Nepal is an agricultural country if we look at the labor force involved in the sector.  Almost 66 percent of the people are directly engaged in farming, according to Food and Agriculture organization (FAO). Whereas, its contribution to Gross Domestic Product (GDP) is only about 23.8 percent. This translates that two third of the people are engaged in the agriculture sector but the contribution to the GDP is less than one quarter. 

The agriculture that is done in the country is mostly of subsistent in nature and commercial farming is still struggling to take off. There is a need for Nepal to turn the present status of subsistence agriculture into robust, vibrant and commercial agriculture.
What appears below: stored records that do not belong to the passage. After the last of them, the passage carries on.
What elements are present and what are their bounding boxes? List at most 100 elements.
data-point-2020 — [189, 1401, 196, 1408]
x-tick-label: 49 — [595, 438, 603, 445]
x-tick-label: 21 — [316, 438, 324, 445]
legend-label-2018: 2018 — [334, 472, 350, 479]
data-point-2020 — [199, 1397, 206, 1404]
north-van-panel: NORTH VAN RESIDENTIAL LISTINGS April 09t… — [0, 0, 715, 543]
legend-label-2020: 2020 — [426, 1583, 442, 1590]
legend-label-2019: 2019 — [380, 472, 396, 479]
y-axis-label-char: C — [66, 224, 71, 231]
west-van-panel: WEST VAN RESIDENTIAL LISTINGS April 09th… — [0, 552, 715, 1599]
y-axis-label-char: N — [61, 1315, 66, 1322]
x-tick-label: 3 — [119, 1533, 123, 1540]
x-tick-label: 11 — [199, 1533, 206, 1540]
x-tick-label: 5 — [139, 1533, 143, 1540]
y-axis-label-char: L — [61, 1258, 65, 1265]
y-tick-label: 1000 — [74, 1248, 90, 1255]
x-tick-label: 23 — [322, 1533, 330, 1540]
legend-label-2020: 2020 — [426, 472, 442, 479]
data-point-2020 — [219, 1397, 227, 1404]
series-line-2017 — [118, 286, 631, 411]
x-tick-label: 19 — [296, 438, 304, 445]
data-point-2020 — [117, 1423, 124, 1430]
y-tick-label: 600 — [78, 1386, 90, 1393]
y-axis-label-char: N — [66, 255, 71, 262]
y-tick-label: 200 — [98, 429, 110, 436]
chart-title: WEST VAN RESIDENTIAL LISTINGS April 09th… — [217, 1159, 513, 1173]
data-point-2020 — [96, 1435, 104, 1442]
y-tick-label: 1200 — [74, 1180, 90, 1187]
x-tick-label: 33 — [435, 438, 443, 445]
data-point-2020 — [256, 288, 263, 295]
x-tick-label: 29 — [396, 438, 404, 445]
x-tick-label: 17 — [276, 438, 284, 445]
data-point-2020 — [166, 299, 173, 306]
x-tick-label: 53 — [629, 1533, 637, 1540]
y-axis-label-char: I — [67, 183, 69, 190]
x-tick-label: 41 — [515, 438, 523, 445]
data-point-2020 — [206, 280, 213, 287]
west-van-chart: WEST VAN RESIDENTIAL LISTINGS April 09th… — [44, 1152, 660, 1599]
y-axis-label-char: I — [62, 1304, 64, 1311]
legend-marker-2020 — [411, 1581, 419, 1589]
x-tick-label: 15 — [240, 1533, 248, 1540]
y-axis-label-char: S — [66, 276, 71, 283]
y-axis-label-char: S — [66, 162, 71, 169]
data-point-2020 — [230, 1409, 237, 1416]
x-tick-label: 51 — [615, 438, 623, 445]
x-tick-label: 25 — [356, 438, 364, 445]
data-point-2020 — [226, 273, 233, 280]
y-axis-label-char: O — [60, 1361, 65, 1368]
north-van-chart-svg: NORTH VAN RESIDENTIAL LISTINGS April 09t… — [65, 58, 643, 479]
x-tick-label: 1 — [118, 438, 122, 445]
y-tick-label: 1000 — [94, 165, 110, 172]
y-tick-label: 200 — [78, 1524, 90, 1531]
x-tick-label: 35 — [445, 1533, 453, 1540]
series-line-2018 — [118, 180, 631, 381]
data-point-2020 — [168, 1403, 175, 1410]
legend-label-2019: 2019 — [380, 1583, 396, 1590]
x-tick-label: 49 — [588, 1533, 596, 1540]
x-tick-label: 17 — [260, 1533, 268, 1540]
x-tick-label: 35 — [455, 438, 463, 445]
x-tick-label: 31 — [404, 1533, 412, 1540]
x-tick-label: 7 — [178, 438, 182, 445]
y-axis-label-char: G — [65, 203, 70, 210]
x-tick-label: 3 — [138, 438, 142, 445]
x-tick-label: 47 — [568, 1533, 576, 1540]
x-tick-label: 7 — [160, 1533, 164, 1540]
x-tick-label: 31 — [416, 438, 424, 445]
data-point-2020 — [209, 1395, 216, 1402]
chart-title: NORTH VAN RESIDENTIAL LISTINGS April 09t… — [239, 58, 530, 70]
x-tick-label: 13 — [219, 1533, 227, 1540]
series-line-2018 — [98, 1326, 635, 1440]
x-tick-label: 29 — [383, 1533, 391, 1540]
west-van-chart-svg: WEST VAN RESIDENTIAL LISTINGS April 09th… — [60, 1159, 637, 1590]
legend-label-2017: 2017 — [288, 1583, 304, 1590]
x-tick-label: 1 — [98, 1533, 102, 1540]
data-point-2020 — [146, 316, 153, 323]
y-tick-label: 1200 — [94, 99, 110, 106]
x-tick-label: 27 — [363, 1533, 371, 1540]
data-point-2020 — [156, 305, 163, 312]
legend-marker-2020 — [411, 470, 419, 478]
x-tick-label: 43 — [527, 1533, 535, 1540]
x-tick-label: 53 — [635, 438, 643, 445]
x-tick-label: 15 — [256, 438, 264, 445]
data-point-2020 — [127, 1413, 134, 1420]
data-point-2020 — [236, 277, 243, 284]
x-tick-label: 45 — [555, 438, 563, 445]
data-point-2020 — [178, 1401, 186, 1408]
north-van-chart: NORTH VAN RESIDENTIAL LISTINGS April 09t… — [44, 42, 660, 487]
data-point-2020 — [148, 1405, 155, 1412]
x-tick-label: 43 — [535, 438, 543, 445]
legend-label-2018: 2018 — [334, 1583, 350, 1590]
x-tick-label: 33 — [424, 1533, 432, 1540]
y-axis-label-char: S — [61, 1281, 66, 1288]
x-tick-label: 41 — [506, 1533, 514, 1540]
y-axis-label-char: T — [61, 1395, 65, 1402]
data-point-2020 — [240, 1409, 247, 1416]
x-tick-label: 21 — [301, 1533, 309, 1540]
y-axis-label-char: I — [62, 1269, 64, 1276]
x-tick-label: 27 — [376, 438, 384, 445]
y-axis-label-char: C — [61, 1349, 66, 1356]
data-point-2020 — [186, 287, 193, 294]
This can not only improve the productivity of the agricultural sector but could also address the problems of trade deficit, food and nutrition insecurity, income generation, poverty reduction, and employment generation. 
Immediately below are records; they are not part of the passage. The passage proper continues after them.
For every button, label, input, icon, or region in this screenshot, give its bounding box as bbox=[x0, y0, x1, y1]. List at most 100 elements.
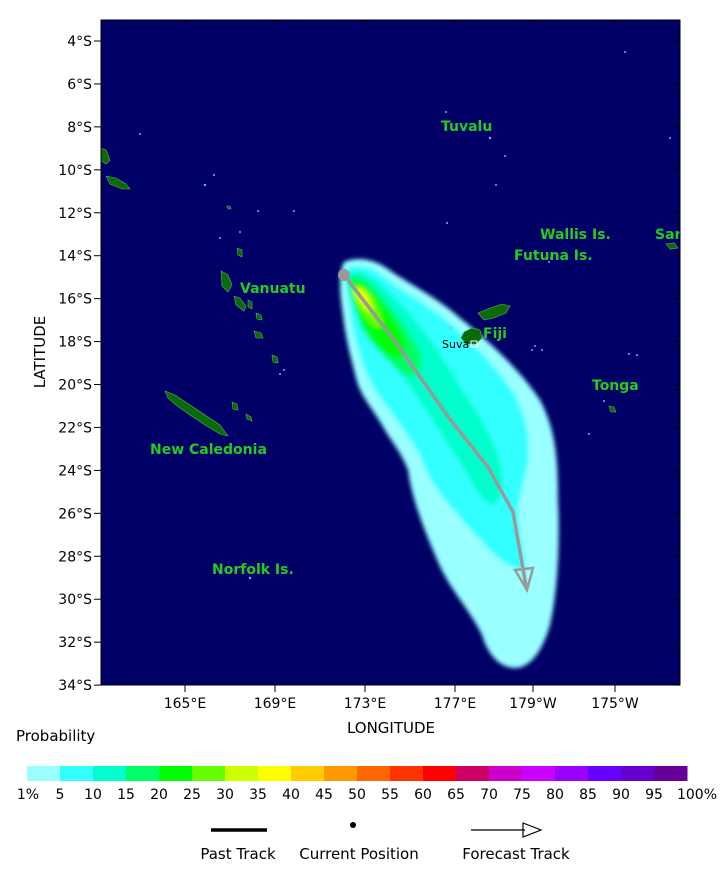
forecast-track-legend-arrow bbox=[522, 822, 543, 838]
fiji-viti-levu bbox=[460, 327, 483, 345]
colorbar-label: 85 bbox=[579, 787, 597, 803]
y-tick-label: 32°S bbox=[58, 635, 92, 651]
x-tick-label: 179°W bbox=[509, 696, 557, 712]
place-label-norfolk: Norfolk Is. bbox=[212, 562, 294, 578]
banks-islands-land bbox=[226, 205, 232, 210]
colorbar-segment bbox=[423, 766, 457, 781]
current-position-marker bbox=[338, 269, 350, 281]
colorbar-segment bbox=[126, 766, 160, 781]
colorbar-segment bbox=[192, 766, 226, 781]
y-tick-label: 22°S bbox=[58, 420, 92, 436]
colorbar-label: 40 bbox=[282, 787, 300, 803]
vanuatu-land-3 bbox=[247, 299, 253, 310]
colorbar-label: 15 bbox=[117, 787, 135, 803]
colorbar-segment bbox=[654, 766, 688, 781]
colorbar-label: 70 bbox=[480, 787, 498, 803]
forecast-track-legend-label: Forecast Track bbox=[462, 845, 570, 863]
colorbar-label: 1% bbox=[17, 787, 39, 803]
y-axis-title: LATITUDE bbox=[31, 316, 49, 389]
place-label-samoa: Sar bbox=[655, 227, 682, 243]
track-legend: Past Track Current Position Forecast Tra… bbox=[200, 822, 570, 863]
map-plot-area: Suva Tuvalu Wallis Is. Sar Futuna Is. Va… bbox=[101, 51, 682, 668]
current-position-legend-dot bbox=[350, 822, 356, 828]
vanuatu-land-6 bbox=[255, 312, 263, 321]
map-frame bbox=[100, 19, 681, 686]
colorbar-label: 20 bbox=[150, 787, 168, 803]
colorbar-segment bbox=[93, 766, 127, 781]
x-tick-label: 177°E bbox=[434, 696, 477, 712]
colorbar-segment bbox=[522, 766, 556, 781]
colorbar-segment bbox=[60, 766, 94, 781]
colorbar-segment bbox=[258, 766, 292, 781]
colorbar-label: 95 bbox=[645, 787, 663, 803]
colorbar-segment bbox=[225, 766, 259, 781]
probability-swath bbox=[340, 259, 559, 668]
colorbar-segment bbox=[621, 766, 655, 781]
colorbar-label: 30 bbox=[216, 787, 234, 803]
loyalty-islands-land bbox=[231, 401, 239, 411]
vanuatu-land-1 bbox=[220, 270, 233, 293]
colorbar-segment bbox=[159, 766, 193, 781]
y-tick-label: 20°S bbox=[58, 378, 92, 394]
forecast-track bbox=[338, 269, 535, 594]
colorbar-label: 90 bbox=[612, 787, 630, 803]
place-label-fiji: Fiji bbox=[483, 326, 507, 342]
current-position-legend-label: Current Position bbox=[299, 845, 419, 863]
x-tick-label: 169°E bbox=[254, 696, 297, 712]
suva-label: Suva bbox=[442, 338, 469, 351]
small-islands bbox=[139, 51, 671, 580]
x-axis-title: LONGITUDE bbox=[347, 719, 435, 737]
colorbar-segment bbox=[390, 766, 424, 781]
colorbar-label: 35 bbox=[249, 787, 267, 803]
colorbar-label: 75 bbox=[513, 787, 531, 803]
probability-colorbar bbox=[27, 766, 688, 781]
place-label-vanuatu: Vanuatu bbox=[240, 281, 306, 297]
y-axis: 4°S 6°S 8°S 10°S 12°S 14°S 16°S 18°S 20°S 22°S 24°… bbox=[58, 34, 680, 694]
suva-marker: Suva bbox=[442, 338, 478, 351]
place-label-wallis: Wallis Is. bbox=[540, 227, 611, 243]
colorbar-segment bbox=[456, 766, 490, 781]
land-masses bbox=[101, 148, 679, 437]
y-tick-label: 12°S bbox=[58, 206, 92, 222]
past-track-legend-label: Past Track bbox=[200, 845, 276, 863]
loyalty-islands-land-2 bbox=[245, 413, 253, 422]
x-tick-label: 173°E bbox=[344, 696, 387, 712]
fiji-vanua-levu bbox=[477, 303, 511, 321]
place-label-tuvalu: Tuvalu bbox=[441, 119, 492, 135]
vanuatu-land-4 bbox=[253, 330, 264, 339]
colorbar-segment bbox=[27, 766, 61, 781]
solomon-islands-land-2 bbox=[105, 175, 131, 190]
y-tick-label: 10°S bbox=[58, 163, 92, 179]
colorbar-segment bbox=[588, 766, 622, 781]
colorbar-label: 25 bbox=[183, 787, 201, 803]
place-label-futuna: Futuna Is. bbox=[514, 248, 593, 264]
forecast-track-arrowhead bbox=[512, 566, 535, 594]
colorbar-label: 5 bbox=[56, 787, 65, 803]
x-axis: 165°E 169°E 173°E 177°E 179°W 175°W bbox=[164, 20, 639, 712]
colorbar-label: 60 bbox=[414, 787, 432, 803]
forecast-track-line bbox=[342, 273, 528, 587]
y-tick-label: 8°S bbox=[67, 120, 92, 136]
colorbar-label: 45 bbox=[315, 787, 333, 803]
vanuatu-land-2 bbox=[233, 295, 247, 312]
vanuatu-land-7 bbox=[236, 247, 243, 258]
colorbar-label: 50 bbox=[348, 787, 366, 803]
solomon-islands-land bbox=[101, 148, 111, 165]
y-tick-label: 26°S bbox=[58, 506, 92, 522]
y-tick-label: 28°S bbox=[58, 549, 92, 565]
place-label-new-caledonia: New Caledonia bbox=[150, 442, 267, 458]
y-tick-label: 6°S bbox=[67, 77, 92, 93]
colorbar-label: 100% bbox=[677, 787, 717, 803]
place-label-tonga: Tonga bbox=[592, 378, 639, 394]
y-tick-label: 14°S bbox=[58, 249, 92, 265]
colorbar-label: 55 bbox=[381, 787, 399, 803]
probability-colorbar-labels: 1% 5 10 15 20 25 30 35 40 45 50 55 60 65 70 75 80 85 90 95 1… bbox=[17, 787, 717, 803]
y-tick-label: 34°S bbox=[58, 678, 92, 694]
y-tick-label: 18°S bbox=[58, 335, 92, 351]
colorbar-label: 10 bbox=[84, 787, 102, 803]
new-caledonia-land bbox=[164, 390, 229, 437]
y-tick-label: 24°S bbox=[58, 463, 92, 479]
colorbar-segment bbox=[291, 766, 325, 781]
colorbar-label: 65 bbox=[447, 787, 465, 803]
There is an urgent need for Nepal to come up with functional, pragmatic and implementable agriculture plan and policy to harness the huge possibility of agriculture commercialization to meet the consumption demand per se within and outside the country. The major problems that exist in today’s agriculture sectors are there are too many middlemen involved in the supply chain, which gives only a small share of the profit of the produce to the farmers. The farmlands are still being cultivated by using primitive tools like sickle and spades which results in lower yields and makes it labour intensive, therefore, there is a need for technological advancement and mechanization in this sector. The agricultural sector is mostly dependent on the monsoon rain, the productivity of the sector directly correlates with the climatic condition which causes volatility in the agricultural yields. Though there are various financial assistance and subsidies provided to the farmers by the government itself, it has not translated to huge investment in the agricultural sector and has not shown desired results. 

Introducing contract farming and having proper laws and acts to guide it could be one such possible approach to improving the agricultural sector. Contract farming is a system for the production and supply of agricultural produce under forward contracts, the essence of such contracts being a commitment to provide an agricultural commodity of a type, at a time and a price and in the quality required by known buyers, it basically involves four things: pre-agreed price, quality, quantity or acreage and time. 
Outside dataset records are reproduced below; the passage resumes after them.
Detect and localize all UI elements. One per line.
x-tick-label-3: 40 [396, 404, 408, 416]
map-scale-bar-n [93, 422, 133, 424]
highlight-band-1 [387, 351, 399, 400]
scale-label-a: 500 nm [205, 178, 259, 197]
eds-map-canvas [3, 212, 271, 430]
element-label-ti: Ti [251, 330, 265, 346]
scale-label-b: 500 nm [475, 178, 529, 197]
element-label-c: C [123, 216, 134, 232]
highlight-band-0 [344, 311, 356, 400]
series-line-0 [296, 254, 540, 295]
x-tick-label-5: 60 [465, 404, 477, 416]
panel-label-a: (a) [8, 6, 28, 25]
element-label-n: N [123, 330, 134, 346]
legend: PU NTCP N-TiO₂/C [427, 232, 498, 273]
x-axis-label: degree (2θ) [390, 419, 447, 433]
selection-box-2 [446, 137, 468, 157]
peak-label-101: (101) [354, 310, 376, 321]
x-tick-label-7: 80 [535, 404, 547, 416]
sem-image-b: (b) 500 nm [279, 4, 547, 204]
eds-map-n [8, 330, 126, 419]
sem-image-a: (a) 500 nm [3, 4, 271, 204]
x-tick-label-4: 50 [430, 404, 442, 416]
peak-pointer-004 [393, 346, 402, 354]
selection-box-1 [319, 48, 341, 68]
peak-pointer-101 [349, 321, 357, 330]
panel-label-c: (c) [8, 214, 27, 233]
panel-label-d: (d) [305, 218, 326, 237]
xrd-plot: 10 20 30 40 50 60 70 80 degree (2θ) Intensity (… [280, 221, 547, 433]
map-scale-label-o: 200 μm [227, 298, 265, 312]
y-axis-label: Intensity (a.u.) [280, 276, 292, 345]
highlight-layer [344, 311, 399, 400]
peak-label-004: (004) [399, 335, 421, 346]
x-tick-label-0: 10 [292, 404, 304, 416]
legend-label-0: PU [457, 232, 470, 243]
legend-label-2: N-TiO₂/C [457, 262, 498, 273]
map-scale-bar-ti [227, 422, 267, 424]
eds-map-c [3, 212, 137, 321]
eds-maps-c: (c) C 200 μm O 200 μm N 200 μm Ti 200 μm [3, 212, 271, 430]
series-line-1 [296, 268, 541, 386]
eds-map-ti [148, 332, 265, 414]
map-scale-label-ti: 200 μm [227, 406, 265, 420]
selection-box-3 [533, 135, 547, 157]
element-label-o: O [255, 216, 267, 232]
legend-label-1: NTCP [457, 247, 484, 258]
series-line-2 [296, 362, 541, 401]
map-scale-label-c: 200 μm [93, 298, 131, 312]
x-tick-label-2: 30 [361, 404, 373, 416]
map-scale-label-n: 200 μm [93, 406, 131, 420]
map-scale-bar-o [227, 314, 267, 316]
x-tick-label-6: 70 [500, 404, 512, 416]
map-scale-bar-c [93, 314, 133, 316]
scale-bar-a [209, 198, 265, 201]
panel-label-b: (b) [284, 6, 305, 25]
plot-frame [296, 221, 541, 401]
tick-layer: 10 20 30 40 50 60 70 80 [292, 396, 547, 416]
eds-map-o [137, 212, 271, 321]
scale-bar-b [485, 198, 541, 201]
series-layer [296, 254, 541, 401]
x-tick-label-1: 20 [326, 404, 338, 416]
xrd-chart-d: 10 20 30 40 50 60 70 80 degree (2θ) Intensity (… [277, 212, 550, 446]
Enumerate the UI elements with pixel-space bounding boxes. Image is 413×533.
The major advantages of contract farming are that it helps farmers connect with the buyers and mitigates the middlemen involved. It helps to reduce the unpredictability of agriculture by giving farmers the possibility of knowing in advance when, to whom and at what price they will sell their products. It reduces the risks associated with fluctuating prices, and can also help protect farmers against losses associated with natural disasters and climate change as these risks can be shared with the buyer under a contract. The buyers will also provide access to inputs including finance and technical assistance which will increase yields of agriculture, which in turn will increase profits of the farmers. Another advantage for Nepal could be that the resources being spent by the government on buyback guarantees provided to the farmers and on various financial and technical supports can be used in other sectors. 

However, contract farming comes with its own disadvantages too. Flexibility to sell to other buyers when price of the produce increases is not possible. There can be a risk of indebtedness from the loans provided by the buyers. For the buyers, the transaction costs can be high from contracting with many small farmers. There can be a breach in contract by either parties and dispute may arise.